Şu an geriye dönüp geçtiğimiz yüzyıllara bakınca en yetenekli kadınların bile küçük görüldüğünü, göz ardı edildiğini, tarihten silindiğini görebilir ve hayretler içinde kalabiliriz. Önyargılar ve engeller o kadar açık ki bu adaletsizlik görülüp, telafi edilmeye çalışıldığında bu bir dereceye kadar teselli ediyor. Bu örnekler arasında Nobel Ödülü’nde göz ardı edilen Lise Meitner’ın adını periyodik cetvelde meitneriyum’a veren bilim insanları da yer alıyor. Müzelerde eserlerini göremesek de bazı müze mağazaları, Rönesans’ın unutulan kadın ressamları için büyük kadın sanatçıların yer aldığı kahve kupaları ve kitaplar satıyor. Peki, küçümsenen 19. yüzyılın sıra dışı kadın yazarlarına ne oldu? Onların eserlerini göklere çıkarıyor ve sınırlandıkları için üzülüyoruz. Yeni genç okuyucular (ve hatta bazı akademisyenler) Jane Austen ve Charlotte Brontë’ye sevgilerini gönderiyor ve Charles Dickens’ın onların yazılarından bir iki şey öğrenmiş olmasını diliyorlar.

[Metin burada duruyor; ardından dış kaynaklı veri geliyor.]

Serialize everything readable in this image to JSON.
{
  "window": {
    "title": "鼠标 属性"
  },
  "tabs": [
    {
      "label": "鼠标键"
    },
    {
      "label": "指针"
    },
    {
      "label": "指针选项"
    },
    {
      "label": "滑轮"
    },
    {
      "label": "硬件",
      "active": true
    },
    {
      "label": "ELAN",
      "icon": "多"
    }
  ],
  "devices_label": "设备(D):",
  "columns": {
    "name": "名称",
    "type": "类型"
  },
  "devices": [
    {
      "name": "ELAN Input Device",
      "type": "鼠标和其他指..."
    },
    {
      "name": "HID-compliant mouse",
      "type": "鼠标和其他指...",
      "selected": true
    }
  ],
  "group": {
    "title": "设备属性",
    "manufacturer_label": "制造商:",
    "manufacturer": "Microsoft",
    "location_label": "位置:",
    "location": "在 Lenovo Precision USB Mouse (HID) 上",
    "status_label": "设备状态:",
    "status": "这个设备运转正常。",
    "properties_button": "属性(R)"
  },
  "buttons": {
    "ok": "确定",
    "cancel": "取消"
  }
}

Fakat olaylar doğrudan önümüzde gerçekleştiğinde, neler olduğunu fark etmek daha zordur. Hiç kimse açık bir şekilde, “Onu bir kadın olduğu için görmezden geliyoruz” demiyor. Kadının küçük görülmesinin, silinmesinin veya erkekler kadar iyi olmadığının söylenmesinin ardında, her zaman varsayımsal bir neden bulunuyor. Çapraz ateş altında olan kendi yetenekleriniz veya başarınız olduğunda, önyargıyı fark etmek daha da zordur. Vurdumduymaz değilseniz veya güçlü bir egonuz yoksa en azından bir yanınız, olan biteni gerekçelendirir ve erkeklerin haklı olduğuna inanır. O kadar da iyi değilsinizdir.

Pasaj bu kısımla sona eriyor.